Les autorités doivent pouvoir consulter ces documents en cas de contrôle administratif.

5. Obtenir la licence de transport

Une fois les conditions réglementaires remplies, l’entreprise doit demander l’autorisation d’exercer, matérialisée par une licence de transport. La demande est effectuée auprès de la DREAL, généralement via une procédure en ligne.

La licence atteste que l’entreprise est autorisée à exercer l’activité de transport routier de marchandises. Elle doit être conservée au siège de l’entreprise et une copie doit être présente dans chaque véhicule de la flotte.

6. Finaliser l’inscription au registre des transporteurs

Après l’immatriculation de la société et l’obtention de la licence, l’entreprise doit transmettre les derniers justificatifs à la DREAL afin d’être officiellement inscrite au registre des transporteurs.

Une fois cette étape validée, l’entreprise peut démarrer son activité de transport routier.

Quelles obligations pour exercer l’activité ?

L’exploitation d’une société de transport implique le respect de plusieurs obligations réglementaires.

  • Souscrire une assurance professionnelle adaptée ;
  • Assurer l’ensemble des véhicules utilisés ;
  • Conserver une copie de la licence de transport dans chaque véhicule ;
  • Renouveler les licences avant leur expiration ;
  • Déclarer chaque année la capacité financière de l’entreprise.

Ces obligations visent à garantir la sécurité des transports, la solidité financière des entreprises et la conformité de l’activité.

Une activité commerciale strictement encadrée

Le transport public routier de marchandises consiste à transporter des biens pour le compte d’autrui. Cette activité commerciale est fortement réglementée et suppose de respecter les règles relatives aux délais de livraison, à la sécurité des marchandises et aux conditions de travail des conducteurs.
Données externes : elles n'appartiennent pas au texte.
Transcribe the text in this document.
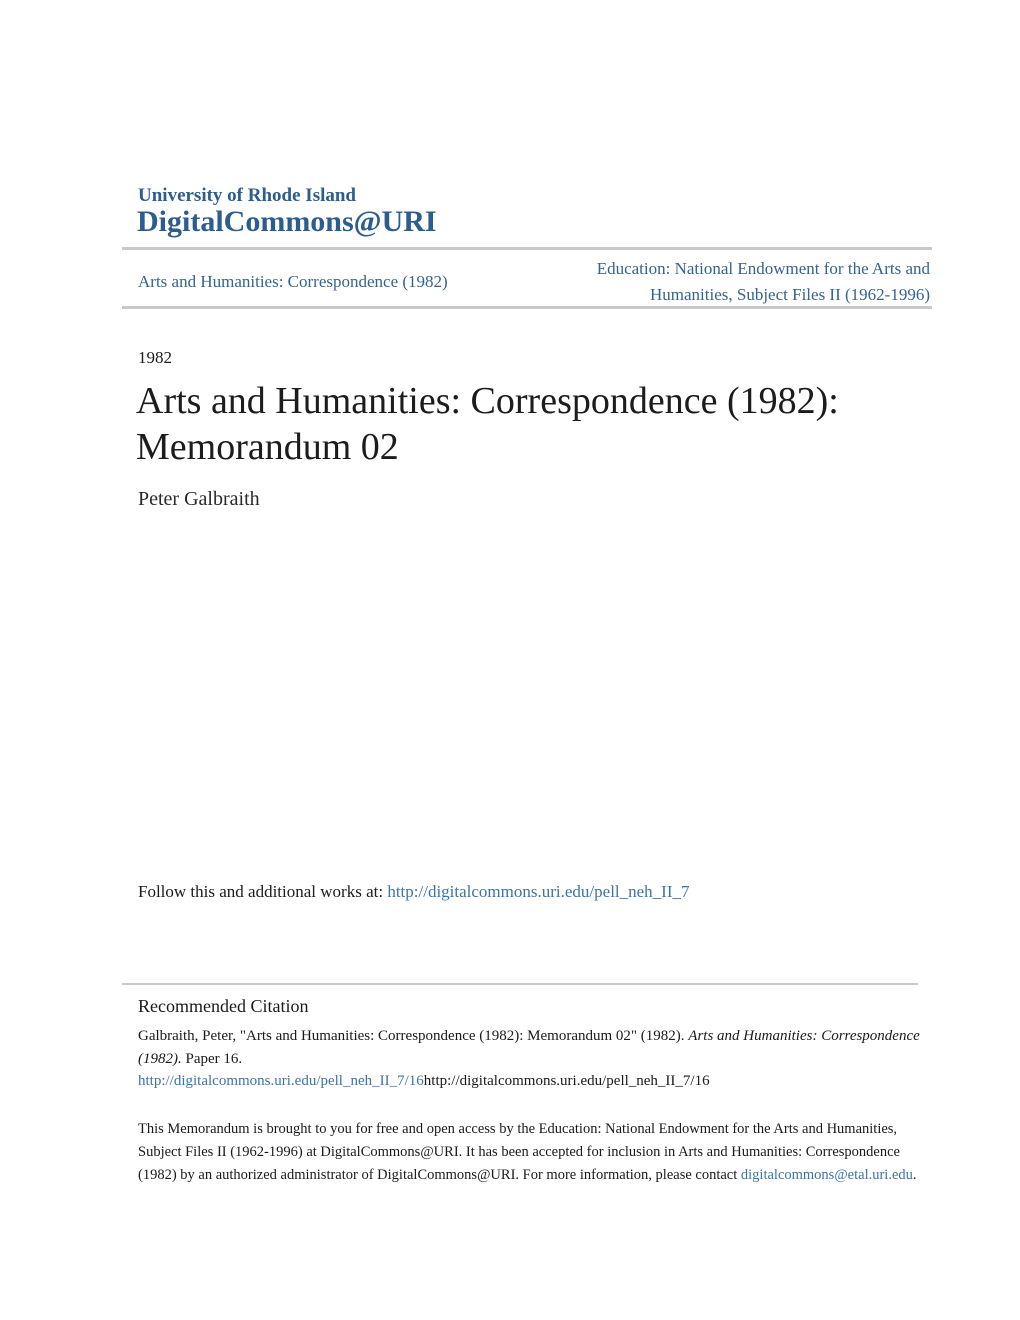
University of Rhode Island
DigitalCommons@URI
Arts and Humanities: Correspondence (1982)
Education: National Endowment for the Arts and Humanities, Subject Files II (1962-1996)
1982
Arts and Humanities: Correspondence (1982): Memorandum 02
Peter Galbraith
Follow this and additional works at: http://digitalcommons.uri.edu/pell_neh_II_7
Recommended Citation

Galbraith, Peter, "Arts and Humanities: Correspondence (1982): Memorandum 02" (1982). Arts and Humanities: Correspondence (1982). Paper 16.
http://digitalcommons.uri.edu/pell_neh_II_7/16http://digitalcommons.uri.edu/pell_neh_II_7/16

This Memorandum is brought to you for free and open access by the Education: National Endowment for the Arts and Humanities, Subject Files II (1962-1996) at DigitalCommons@URI. It has been accepted for inclusion in Arts and Humanities: Correspondence (1982) by an authorized administrator of DigitalCommons@URI. For more information, please contact digitalcommons@etal.uri.edu.
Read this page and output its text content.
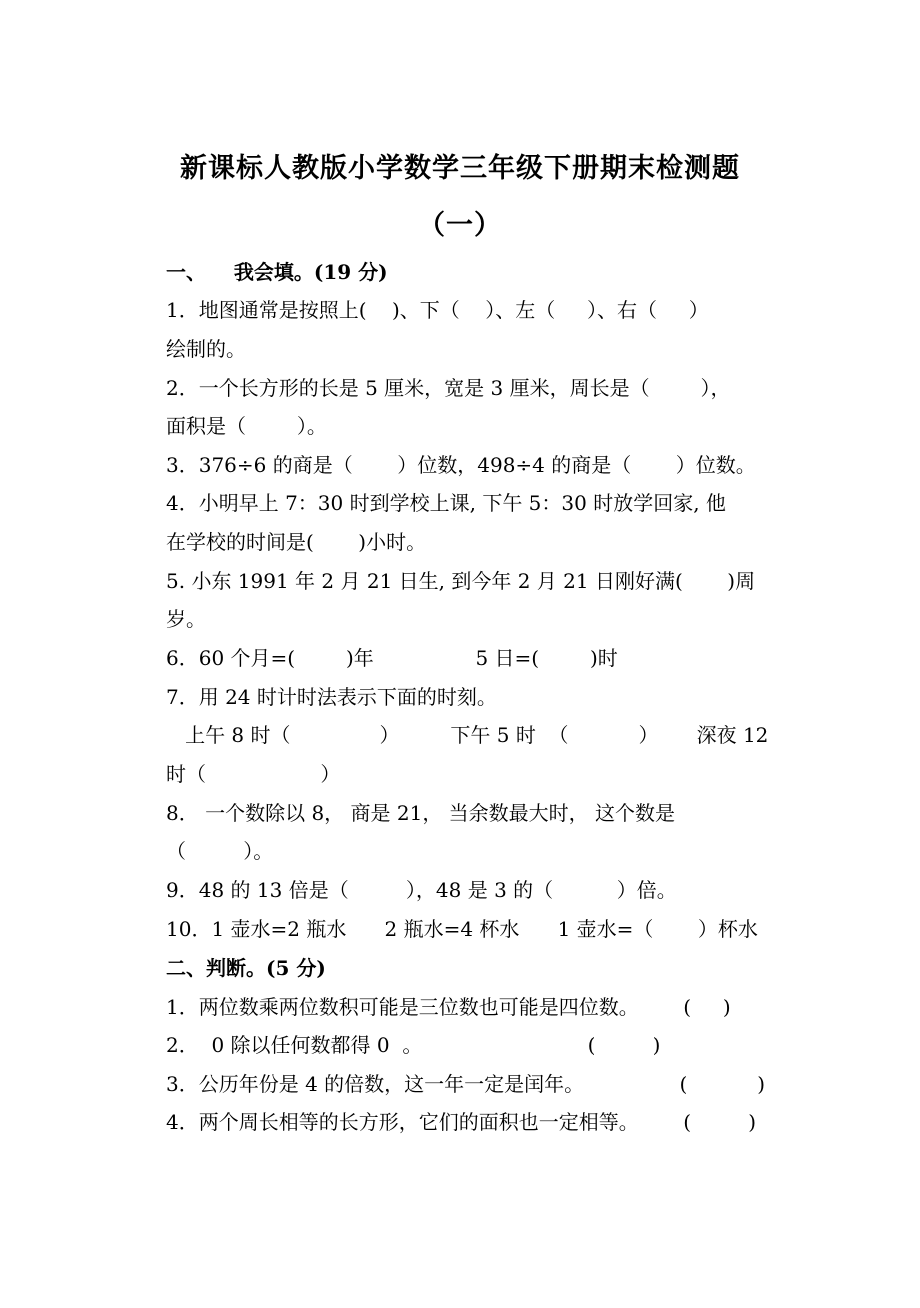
新课标人教版小学数学三年级下册期末检测题
（一）
一、    我会填。(19 分)
1．地图通常是按照上(    )、下（    ）、左（     ）、右（     ）
绘制的。
2．一个长方形的长是 5 厘米，宽是 3 厘米，周长是（        ），
面积是（        ）。
3．376÷6 的商是（       ）位数，498÷4 的商是（       ）位数。
4．小明早上 7：30 时到学校上课, 下午 5：30 时放学回家, 他
在学校的时间是(       )小时。
5. 小东 1991 年 2 月 21 日生, 到今年 2 月 21 日刚好满(       )周
岁。
6．60 个月=(        )年                5 日=(        )时
7．用 24 时计时法表示下面的时刻。
上午 8 时（              ）        下午 5 时  （           ）      深夜 12
时（                  ）
8． 一个数除以 8， 商是 21， 当余数最大时， 这个数是
（         ）。
9．48 的 13 倍是（         ），48 是 3 的（          ）倍。
10．1 壶水=2 瓶水      2 瓶水=4 杯水      1 壶水=（       ）杯水
二、判断。(5 分)
1．两位数乘两位数积可能是三位数也可能是四位数。       (     )
2．  0 除以任何数都得 0  。                          (         )
3．公历年份是 4 的倍数，这一年一定是闰年。               (           )
4．两个周长相等的长方形，它们的面积也一定相等。       (         )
Le secteur couvre une grande diversité de prestations, allant du transport de colis au déménagement, en passant par le transport de produits médicaux, d’animaux vivants ou encore de marchandises hors gabarit.

Comment fonctionne une société de transport ?

Une fois l’entreprise créée, son activité repose sur plusieurs piliers opérationnels.

La gestion de la flotte

Les véhicules constituent l’outil central de l’activité. Leur entretien, leur conformité aux normes de sécurité et le suivi des coûts d’exploitation sont essentiels pour assurer la rentabilité de l’entreprise.

L’organisation logistique

La planification des trajets doit intégrer plusieurs contraintes : optimisation des itinéraires, respect des temps de conduite et prise en compte des restrictions de circulation.

Des outils numériques, tels que les systèmes de gestion du transport (TMS), permettent d’améliorer la planification et le suivi des opérations.

Le suivi des marchandises

Le transporteur est responsable des biens transportés. Un système de traçabilité et une coordination efficace entre les équipes logistiques, les chauffeurs et les clients sont donc indispensables.

Dans un secteur très concurrentiel, la qualité de service et la fiabilité des livraisons restent des éléments déterminants pour développer l’activité.